Tahun ajaran 2024/2025 menjadi momen penting bagi orang tua yang baru saja memasukkan anak-anak mereka ke sekolah. Mulai dari PAUD hingga perguruan tinggi, proses ini melibatkan tidak hanya penyesuaian biaya, tetapi juga doa dan usaha yang sungguh-sungguh.
Banyak orang tua mampu mengatasi biaya pendaftaran di sekolah swasta, bahkan ada yang memanfaatkan jaringan pribadi untuk melewati persyaratan ketat di institusi ternama. Namun, kehidupan ini pada akhirnya selalu adil.
Oleh Kristia Ningsih, (Penulis Lepas di Bangka Belitung)
Sebagai contoh, saya mengingat pengalaman pertama saya saat mendaftarkan putri sulung di sebuah PAUD. Meskipun lingkungan pengajaran terlihat ramah dan administrasi sekolah terorganisir dengan baik, faktor utama dalam pembelajaran tetaplah anak itu sendiri. Yang lebih penting, apakah ia benar-benar ingin belajar dan merasa nyaman di lingkungan, bersama teman-teman serta guru-gurunya.

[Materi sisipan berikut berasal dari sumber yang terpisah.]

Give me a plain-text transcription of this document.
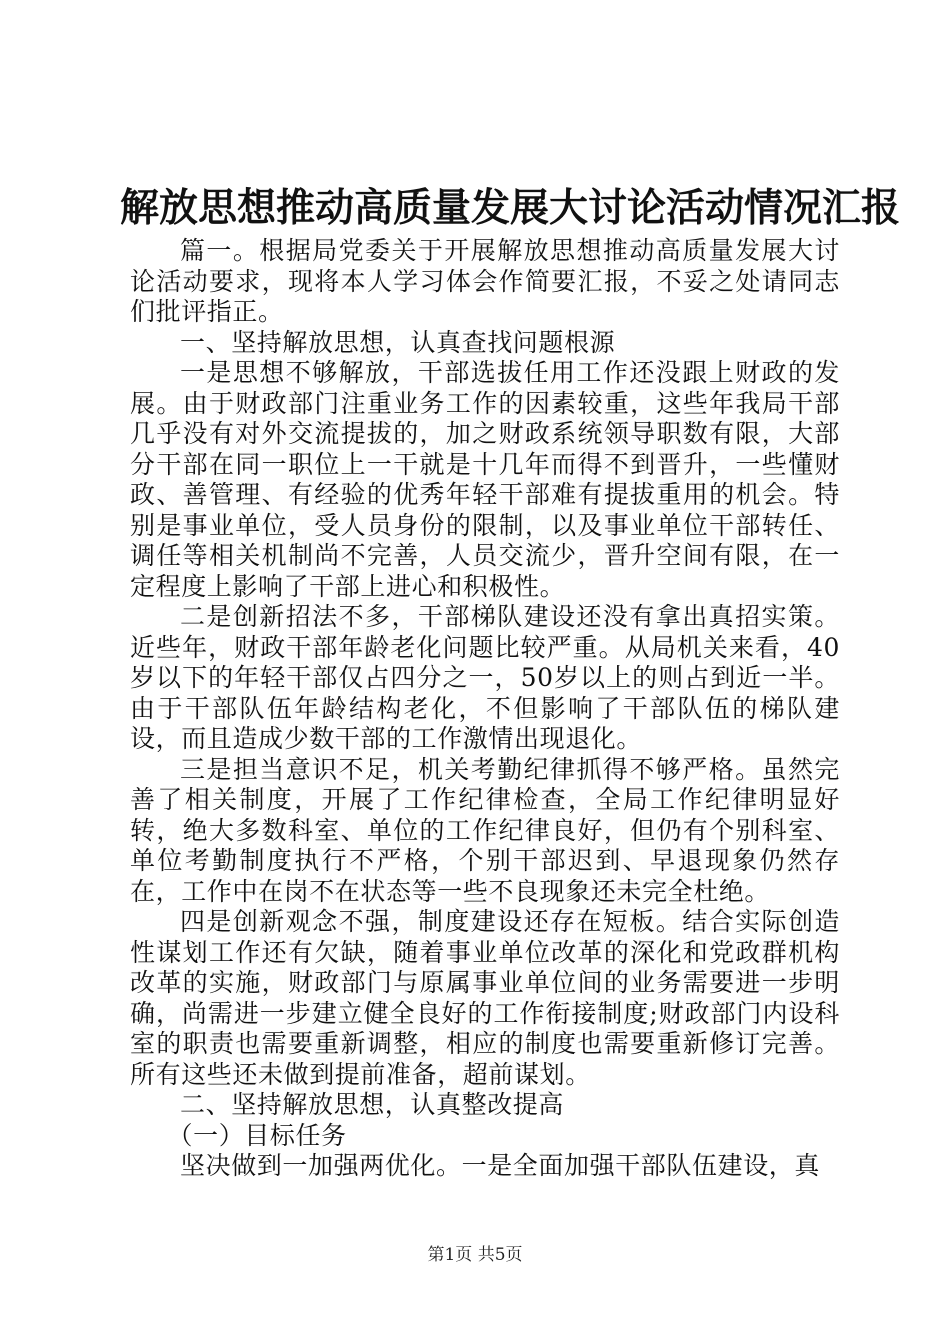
解放思想推动高质量发展大讨论活动情况汇报

篇一。根据局党委关于开展解放思想推动高质量发展大讨论活动要求，现将本人学习体会作简要汇报，不妥之处请同志们批评指正。

一、坚持解放思想，认真查找问题根源

一是思想不够解放，干部选拔任用工作还没跟上财政的发展。由于财政部门注重业务工作的因素较重，这些年我局干部几乎没有对外交流提拔的，加之财政系统领导职数有限，大部分干部在同一职位上一干就是十几年而得不到晋升，一些懂财政、善管理、有经验的优秀年轻干部难有提拔重用的机会。特别是事业单位，受人员身份的限制，以及事业单位干部转任、调任等相关机制尚不完善，人员交流少，晋升空间有限，在一定程度上影响了干部上进心和积极性。

二是创新招法不多，干部梯队建设还没有拿出真招实策。近些年，财政干部年龄老化问题比较严重。从局机关来看，40岁以下的年轻干部仅占四分之一，50岁以上的则占到近一半。由于干部队伍年龄结构老化，不但影响了干部队伍的梯队建设，而且造成少数干部的工作激情出现退化。

三是担当意识不足，机关考勤纪律抓得不够严格。虽然完善了相关制度，开展了工作纪律检查，全局工作纪律明显好转，绝大多数科室、单位的工作纪律良好，但仍有个别科室、单位考勤制度执行不严格，个别干部迟到、早退现象仍然存在，工作中在岗不在状态等一些不良现象还未完全杜绝。

四是创新观念不强，制度建设还存在短板。结合实际创造性谋划工作还有欠缺，随着事业单位改革的深化和党政群机构改革的实施，财政部门与原属事业单位间的业务需要进一步明确，尚需进一步建立健全良好的工作衔接制度;财政部门内设科室的职责也需要重新调整，相应的制度也需要重新修订完善。所有这些还未做到提前准备，超前谋划。

二、坚持解放思想，认真整改提高

（一）目标任务

坚决做到一加强两优化。一是全面加强干部队伍建设，真

第1页 共5页
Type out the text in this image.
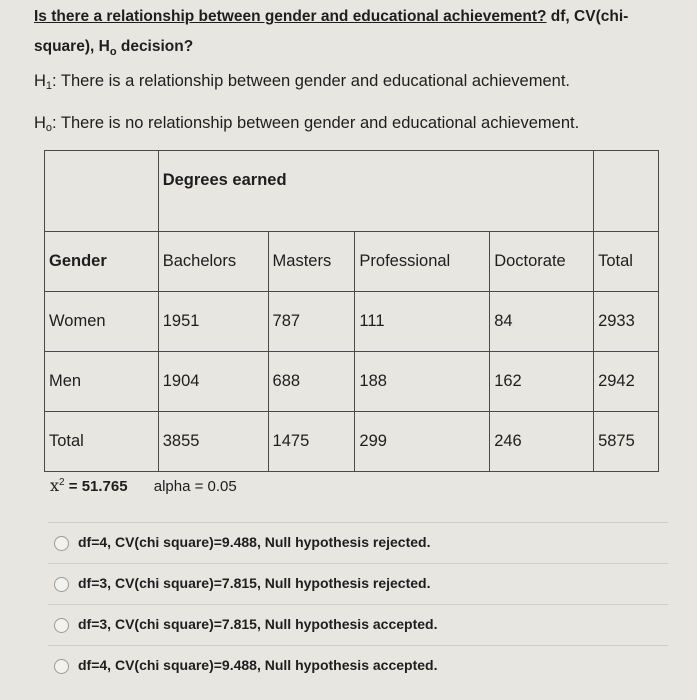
Is there a relationship between gender and educational achievement? df, CV(chi-
square), $H_o$ decision?
$H_1$: There is a relationship between gender and educational achievement.
$H_o$: There is no relationship between gender and educational achievement.
	Degrees earned				
Gender	Bachelors	Masters	Professional	Doctorate	Total
Women	1951	787	111	84	2933
Men	1904	688	188	162	2942
Total	3855	1475	299	246	5875
$x^2 = 51.765$ alpha = 0.05
df=4, CV(chi square)=9.488, Null hypothesis rejected.
df=3, CV(chi square)=7.815, Null hypothesis rejected.
df=3, CV(chi square)=7.815, Null hypothesis accepted.
df=4, CV(chi square)=9.488, Null hypothesis accepted.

Ketika ia masih belum nyaman di lingkungan baru, inilah gunanya kelas orang tua yang membersamai anaknya di satu minggu pertama sekolah PAUD. Di saat tersebut, orang tua dapat memikirnya cara agar sang anak bisa beradaptasi sekaligus menyenangi proses belajarnya. Tentu saja tanpa paksaan.
Hal ini penulis ketahui setelah pengalaman mengajar selama hampir satu dasawarsa. Penulis sering menghadapi tantangan motivasi dari para siswa. Motivasi ini tidak bisa dipaksakan atau ditekan secara psikologis.
Terkadang, orang tua terlalu bersemangat dan memaksakan pilihan jurusan pada anak mereka tanpa memperhitungkan apa yang sebenarnya diinginkan oleh anak tersebut. Bahkan, tanpa masalah yang jelas, ada anak yang tiba-tiba kehilangan motivasi secara misterius, yang memerlukan pendekatan yang lebih dalam.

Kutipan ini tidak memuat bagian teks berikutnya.